Нас, прилетевших с горячего фронта, тут, на перегонной базе, организованной совсем недавно, принимают необыкновенно радушно, тепло. Появляются и горячая пища, и горячительные напитки. Хорошая жизнь! Одна беда, завтра праздник, и все машины у них в разгоне. В гараже только старый грузовичок, никогда никуда за пределы аэродрома у них не выезжающий. Мы долго и настойчиво упрашиваем начальника базы дать нам этот грузовичок до Москвы. Он колеблется.

— Ну куда вам торопиться?.. Вы знаете хоть, где вы сели? Это же самые чеховские из всех чеховских мест. Переночуйте, завтра сам свожу вас туда, а?.. Там все сохранилось. Даже скворечня есть, на которой надпись «Питейный дом». Сам Антон Павлович делал, ну?

Все это, конечно, безумно интересно, и нам, разумеется, хочется посмотреть историческую скворечню.

Но ведь Москва-то рядом. Мы с августа не видели своих жен и сыновей. И как только этому инженер-майору не стыдно держать нас здесь!

— Ну езжайте, что с вами поделаешь! — машет рукой начальник базы. — Только если будете куковать ночь в дороге, я не отвечаю.

Шофер на этом чахлом грузовике — молодая женщина, тоненькая, очень бледная. Еще на базе она признается, что сама боится этой проклятой машины и что от нее, от стервы, всего можно ожидать.

Кованов садится за руль, а шофер, сидя возле него, сейчас же засыпает.

Большой салют

И вот мы едем. Дрянная машина, но все-таки лучше, чем наш ковер-самолет. Пронзительный ветер порывами бросает в глаза сухую, колючую снежную крупку. Солнце, огромное, рыжее, медленно погружается за горизонт, зыбко освещая озябшие печальные поля. Торопливо сгущаются ранние осенние сумерки. И вдруг на горизонте, там, где Москва, мы видим красноватое мерцание, а потом потемневшее небо оказывается вкривь и вкось перечеркнуто пестрыми разноцветными огнями.
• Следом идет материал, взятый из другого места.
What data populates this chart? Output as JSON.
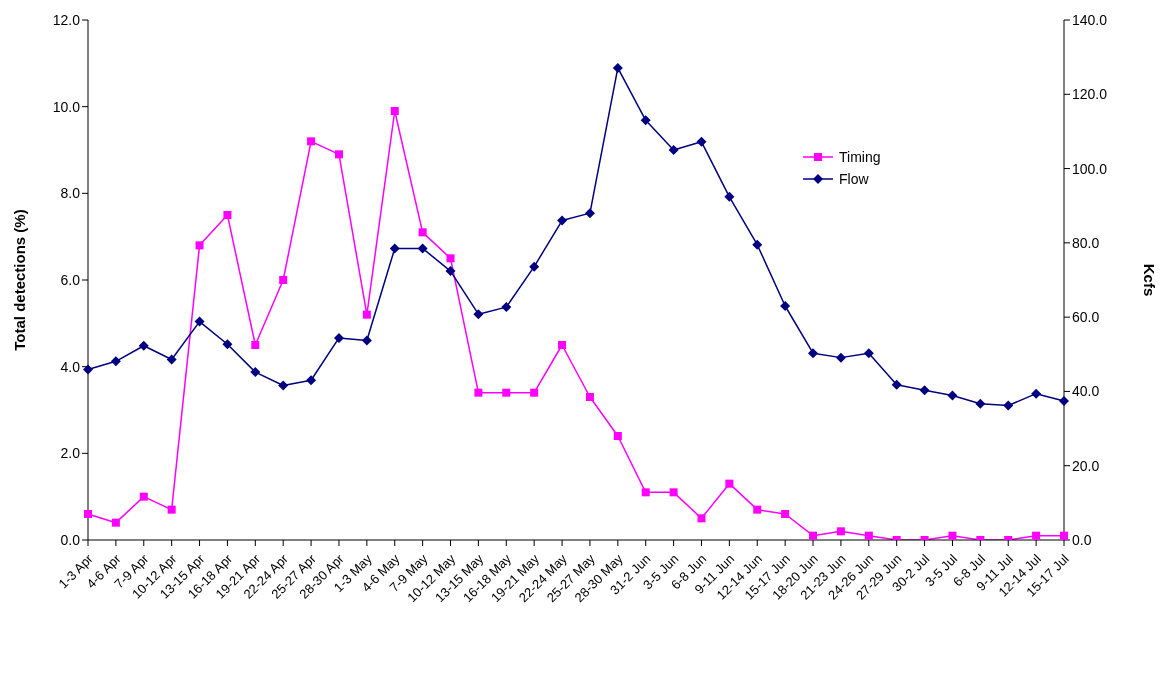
{
  "chart_data": {
    "type": "line",
    "ylabel": "Total detections (%)",
    "y2label": "Kcfs",
    "categories": [
      "1-3 Apr",
      "4-6 Apr",
      "7-9 Apr",
      "10-12 Apr",
      "13-15 Apr",
      "16-18 Apr",
      "19-21 Apr",
      "22-24 Apr",
      "25-27 Apr",
      "28-30 Apr",
      "1-3 May",
      "4-6 May",
      "7-9 May",
      "10-12 May",
      "13-15 May",
      "16-18 May",
      "19-21 May",
      "22-24 May",
      "25-27 May",
      "28-30 May",
      "31-2 Jun",
      "3-5 Jun",
      "6-8 Jun",
      "9-11 Jun",
      "12-14 Jun",
      "15-17 Jun",
      "18-20 Jun",
      "21-23 Jun",
      "24-26 Jun",
      "27-29 Jun",
      "30-2 Jul",
      "3-5 Jul",
      "6-8 Jul",
      "9-11 Jul",
      "12-14 Jul",
      "15-17 Jul"
    ],
    "series": [
      {
        "name": "Timing",
        "color": "#ff00ff",
        "marker": "square",
        "values": [
          0.6,
          0.4,
          1.0,
          0.7,
          6.8,
          7.5,
          4.5,
          6.0,
          9.2,
          8.9,
          5.2,
          9.9,
          7.1,
          6.5,
          3.4,
          3.4,
          3.4,
          4.5,
          3.3,
          2.4,
          1.1,
          1.1,
          0.5,
          1.3,
          0.7,
          0.6,
          0.1,
          0.2,
          0.1,
          0.0,
          0.0,
          0.1,
          0.0,
          0.0,
          0.1,
          0.1
        ]
      },
      {
        "name": "Flow",
        "color": "#000080",
        "marker": "diamond",
        "axis": "y2",
        "values": [
          45.9,
          48.1,
          52.3,
          48.6,
          58.8,
          52.7,
          45.2,
          41.6,
          43.0,
          54.4,
          53.7,
          78.5,
          78.5,
          72.4,
          60.8,
          62.7,
          73.6,
          86.0,
          88.0,
          127.1,
          113.0,
          105.0,
          107.2,
          92.4,
          79.5,
          63.0,
          50.3,
          49.1,
          50.3,
          41.8,
          40.3,
          38.9,
          36.7,
          36.2,
          39.4,
          37.4
        ]
      }
    ],
    "ylim": [
      0,
      12
    ],
    "yticks": [
      {
        "value": 0,
        "label": "0.0"
      },
      {
        "value": 2,
        "label": "2.0"
      },
      {
        "value": 4,
        "label": "4.0"
      },
      {
        "value": 6,
        "label": "6.0"
      },
      {
        "value": 8,
        "label": "8.0"
      },
      {
        "value": 10,
        "label": "10.0"
      },
      {
        "value": 12,
        "label": "12.0"
      }
    ],
    "y2lim": [
      0,
      140
    ],
    "y2ticks": [
      {
        "value": 0,
        "label": "0.0"
      },
      {
        "value": 20,
        "label": "20.0"
      },
      {
        "value": 40,
        "label": "40.0"
      },
      {
        "value": 60,
        "label": "60.0"
      },
      {
        "value": 80,
        "label": "80.0"
      },
      {
        "value": 100,
        "label": "100.0"
      },
      {
        "value": 120,
        "label": "120.0"
      },
      {
        "value": 140,
        "label": "140.0"
      }
    ],
    "grid": false,
    "legend": "top right",
    "line_style": "solid"
  }
}
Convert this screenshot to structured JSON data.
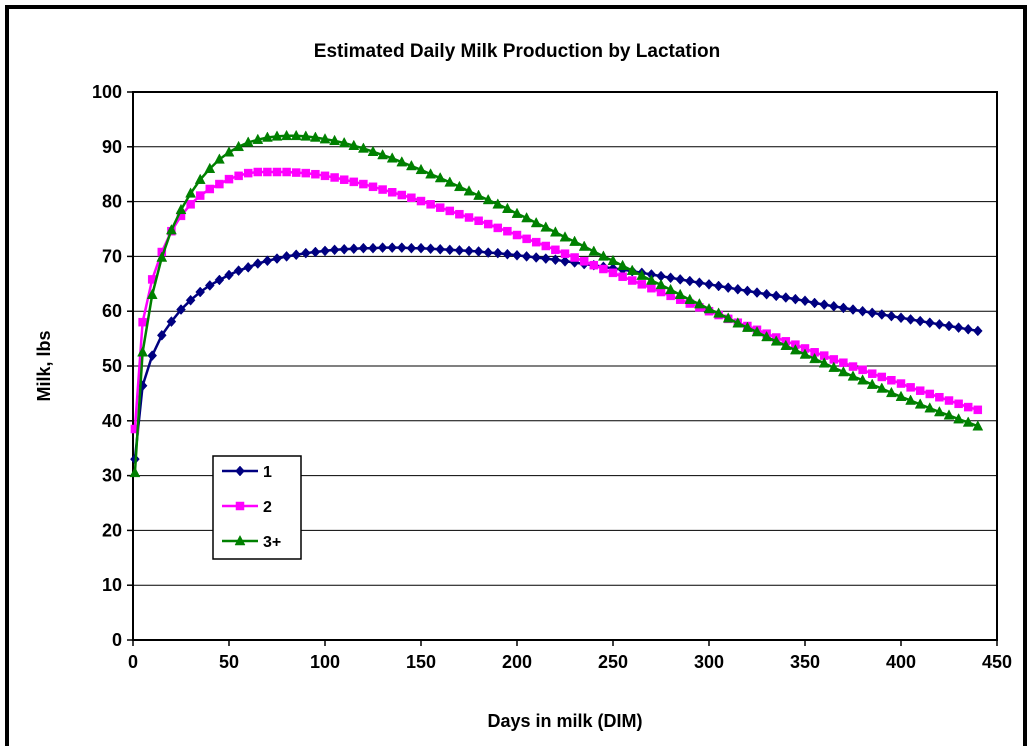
{
  "chart_data": {
    "type": "line",
    "title": "Estimated Daily Milk Production by Lactation",
    "xlabel": "Days in milk (DIM)",
    "ylabel": "Milk, lbs",
    "xlim": [
      0,
      450
    ],
    "ylim": [
      0,
      100
    ],
    "xticks": [
      0,
      50,
      100,
      150,
      200,
      250,
      300,
      350,
      400,
      450
    ],
    "yticks": [
      0,
      10,
      20,
      30,
      40,
      50,
      60,
      70,
      80,
      90,
      100
    ],
    "grid": "horizontal",
    "legend_position": "left",
    "x": [
      1,
      5,
      10,
      15,
      20,
      25,
      30,
      35,
      40,
      45,
      50,
      55,
      60,
      65,
      70,
      75,
      80,
      85,
      90,
      95,
      100,
      105,
      110,
      115,
      120,
      125,
      130,
      135,
      140,
      145,
      150,
      155,
      160,
      165,
      170,
      175,
      180,
      185,
      190,
      195,
      200,
      205,
      210,
      215,
      220,
      225,
      230,
      235,
      240,
      245,
      250,
      255,
      260,
      265,
      270,
      275,
      280,
      285,
      290,
      295,
      300,
      305,
      310,
      315,
      320,
      325,
      330,
      335,
      340,
      345,
      350,
      355,
      360,
      365,
      370,
      375,
      380,
      385,
      390,
      395,
      400,
      405,
      410,
      415,
      420,
      425,
      430,
      435,
      440
    ],
    "series": [
      {
        "name": "1",
        "color": "#000080",
        "marker": "diamond",
        "values": [
          33.0,
          46.4,
          51.9,
          55.6,
          58.1,
          60.3,
          62.0,
          63.5,
          64.7,
          65.7,
          66.6,
          67.4,
          68.0,
          68.7,
          69.2,
          69.6,
          70.0,
          70.3,
          70.6,
          70.8,
          71.0,
          71.2,
          71.3,
          71.4,
          71.5,
          71.5,
          71.6,
          71.6,
          71.6,
          71.5,
          71.5,
          71.4,
          71.3,
          71.2,
          71.1,
          71.0,
          70.9,
          70.7,
          70.6,
          70.4,
          70.2,
          70.0,
          69.8,
          69.6,
          69.4,
          69.1,
          68.9,
          68.6,
          68.4,
          68.1,
          67.8,
          67.6,
          67.3,
          67.0,
          66.7,
          66.4,
          66.1,
          65.8,
          65.5,
          65.2,
          64.9,
          64.6,
          64.3,
          64.0,
          63.7,
          63.4,
          63.1,
          62.8,
          62.5,
          62.2,
          61.9,
          61.5,
          61.2,
          60.9,
          60.6,
          60.3,
          60.0,
          59.7,
          59.4,
          59.1,
          58.8,
          58.5,
          58.2,
          57.9,
          57.6,
          57.3,
          57.0,
          56.7,
          56.4
        ]
      },
      {
        "name": "2",
        "color": "#ff00ff",
        "marker": "square",
        "values": [
          38.5,
          58.0,
          65.8,
          70.8,
          74.6,
          77.4,
          79.5,
          81.1,
          82.3,
          83.2,
          84.1,
          84.7,
          85.2,
          85.4,
          85.4,
          85.4,
          85.4,
          85.3,
          85.2,
          85.0,
          84.7,
          84.4,
          84.0,
          83.6,
          83.2,
          82.7,
          82.2,
          81.7,
          81.2,
          80.7,
          80.1,
          79.5,
          78.9,
          78.3,
          77.7,
          77.1,
          76.5,
          75.9,
          75.2,
          74.6,
          73.9,
          73.2,
          72.6,
          71.9,
          71.2,
          70.5,
          69.8,
          69.1,
          68.4,
          67.7,
          67.0,
          66.3,
          65.6,
          64.9,
          64.2,
          63.5,
          62.8,
          62.1,
          61.4,
          60.7,
          60.0,
          59.3,
          58.6,
          57.9,
          57.3,
          56.6,
          55.9,
          55.2,
          54.5,
          53.9,
          53.2,
          52.5,
          51.9,
          51.2,
          50.6,
          49.9,
          49.3,
          48.6,
          48.0,
          47.4,
          46.8,
          46.1,
          45.5,
          44.9,
          44.3,
          43.7,
          43.1,
          42.5,
          42.0
        ]
      },
      {
        "name": "3+",
        "color": "#008000",
        "marker": "triangle",
        "values": [
          30.5,
          52.5,
          63.0,
          69.8,
          74.8,
          78.5,
          81.5,
          84.0,
          86.0,
          87.7,
          89.0,
          90.0,
          90.8,
          91.3,
          91.7,
          91.9,
          92.0,
          92.0,
          91.9,
          91.7,
          91.4,
          91.1,
          90.7,
          90.2,
          89.7,
          89.1,
          88.5,
          87.9,
          87.2,
          86.5,
          85.8,
          85.0,
          84.3,
          83.5,
          82.7,
          81.9,
          81.1,
          80.3,
          79.5,
          78.7,
          77.8,
          77.0,
          76.1,
          75.3,
          74.4,
          73.5,
          72.7,
          71.8,
          70.9,
          70.0,
          69.2,
          68.3,
          67.4,
          66.5,
          65.6,
          64.8,
          63.9,
          63.0,
          62.1,
          61.3,
          60.4,
          59.6,
          58.7,
          57.8,
          57.0,
          56.2,
          55.3,
          54.5,
          53.7,
          52.9,
          52.1,
          51.3,
          50.5,
          49.7,
          48.9,
          48.1,
          47.4,
          46.6,
          45.9,
          45.1,
          44.4,
          43.7,
          43.0,
          42.3,
          41.6,
          41.0,
          40.3,
          39.7,
          39.0
        ]
      }
    ]
  }
}
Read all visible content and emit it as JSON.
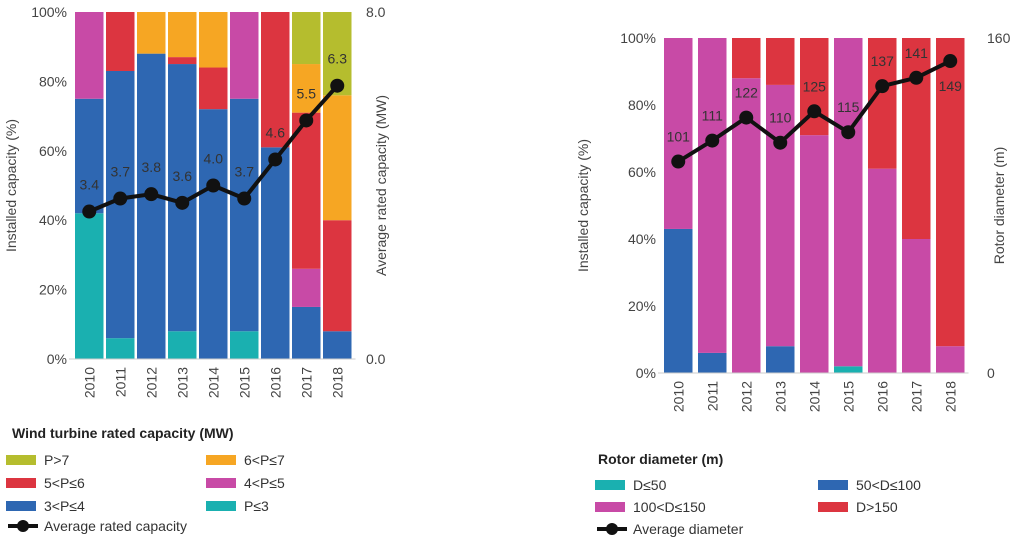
{
  "colors": {
    "P>7": "#b5bd2e",
    "6<P≤7": "#f6a623",
    "5<P≤6": "#dc3540",
    "4<P≤5": "#c84aa6",
    "3<P≤4": "#2e67b2",
    "P≤3": "#1ab0b0",
    "D≤50": "#1ab0b0",
    "50<D≤100": "#2e67b2",
    "100<D≤150": "#c84aa6",
    "D>150": "#dc3540",
    "line": "#111111"
  },
  "chart_data": [
    {
      "type": "bar",
      "stacked": true,
      "categories": [
        "2010",
        "2011",
        "2012",
        "2013",
        "2014",
        "2015",
        "2016",
        "2017",
        "2018"
      ],
      "ylabel": "Installed capacity (%)",
      "ylim": [
        0,
        100
      ],
      "y_ticks": [
        "0%",
        "20%",
        "40%",
        "60%",
        "80%",
        "100%"
      ],
      "y2label": "Average rated capacity (MW)",
      "y2lim": [
        0,
        8
      ],
      "y2_ticks": [
        "0.0",
        "8.0"
      ],
      "legend_title": "Wind turbine rated capacity (MW)",
      "series": [
        {
          "name": "P≤3",
          "values": [
            42,
            6,
            0,
            8,
            0,
            8,
            0,
            0,
            0
          ]
        },
        {
          "name": "3<P≤4",
          "values": [
            33,
            77,
            88,
            77,
            72,
            67,
            61,
            15,
            8
          ]
        },
        {
          "name": "4<P≤5",
          "values": [
            25,
            0,
            0,
            0,
            0,
            25,
            0,
            11,
            0
          ]
        },
        {
          "name": "5<P≤6",
          "values": [
            0,
            17,
            0,
            2,
            12,
            0,
            39,
            45,
            32
          ]
        },
        {
          "name": "6<P≤7",
          "values": [
            0,
            0,
            12,
            13,
            16,
            0,
            0,
            14,
            36
          ]
        },
        {
          "name": "P>7",
          "values": [
            0,
            0,
            0,
            0,
            0,
            0,
            0,
            15,
            24
          ]
        }
      ],
      "line": {
        "name": "Average rated capacity",
        "values": [
          3.4,
          3.7,
          3.8,
          3.6,
          4.0,
          3.7,
          4.6,
          5.5,
          6.3
        ],
        "labels": [
          "3.4",
          "3.7",
          "3.8",
          "3.6",
          "4.0",
          "3.7",
          "4.6",
          "5.5",
          "6.3"
        ]
      },
      "legend_order": [
        "P>7",
        "6<P≤7",
        "5<P≤6",
        "4<P≤5",
        "3<P≤4",
        "P≤3",
        "Average rated capacity"
      ]
    },
    {
      "type": "bar",
      "stacked": true,
      "categories": [
        "2010",
        "2011",
        "2012",
        "2013",
        "2014",
        "2015",
        "2016",
        "2017",
        "2018"
      ],
      "ylabel": "Installed capacity (%)",
      "ylim": [
        0,
        100
      ],
      "y_ticks": [
        "0%",
        "20%",
        "40%",
        "60%",
        "80%",
        "100%"
      ],
      "y2label": "Rotor diameter (m)",
      "y2lim": [
        0,
        160
      ],
      "y2_ticks": [
        "0",
        "160"
      ],
      "legend_title": "Rotor diameter (m)",
      "series": [
        {
          "name": "D≤50",
          "values": [
            0,
            0,
            0,
            0,
            0,
            2,
            0,
            0,
            0
          ]
        },
        {
          "name": "50<D≤100",
          "values": [
            43,
            6,
            0,
            8,
            0,
            0,
            0,
            0,
            0
          ]
        },
        {
          "name": "100<D≤150",
          "values": [
            57,
            94,
            88,
            78,
            71,
            98,
            61,
            40,
            8
          ]
        },
        {
          "name": "D>150",
          "values": [
            0,
            0,
            12,
            14,
            29,
            0,
            39,
            60,
            92
          ]
        }
      ],
      "line": {
        "name": "Average diameter",
        "values": [
          101,
          111,
          122,
          110,
          125,
          115,
          137,
          141,
          149
        ],
        "labels": [
          "101",
          "111",
          "122",
          "110",
          "125",
          "115",
          "137",
          "141",
          "149"
        ]
      },
      "legend_order": [
        "D≤50",
        "50<D≤100",
        "100<D≤150",
        "D>150",
        "Average diameter"
      ]
    }
  ]
}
Весь горизонт освещается необыкновенным трепетом прозрачных чистых звезд. Кажется, что какой-то великан приподнимает над столицей густеющую темноту, приподнимает и опускает. Мы уже догадались — это же салют, который впервые доводится видеть.

Кого же приветствует сегодня Москва в канун праздника? Неужели взят Кривой Рог, а мы зеваем это событие?

Считаем залпы. Двадцать второй… двадцать третий… двадцать четвертый… двадцать пятый… Неужели я сбился со счета? Двадцать шестой… двадцать седьмой…

Машина вдруг притормаживает. Из кабины высовывается Кованов. Он тоже удивлен необычным числом залпов. Что взято?

Первый же регулировщик у Подольска вместо обычных слов: «Товарищ майор, разрешите обратиться к водителю» — говорит совершенно не по-военному:

— Киев! Освободили Киев! Москва стреляла за Киев!

Видно, что ему приятно произносить слово «Киев». Здорово! Вот это подарок! Мы забываем о всех своих бедах — о воздушной аварии, о сыром ветре, о том, что каждый километр с машиной что-нибудь случается и приходится то менять шину, то возиться с мотором, го разгонять по шоссе машину руками, чтобы его завести. Скорее в Москву! В родную предпраздничную сутолоку!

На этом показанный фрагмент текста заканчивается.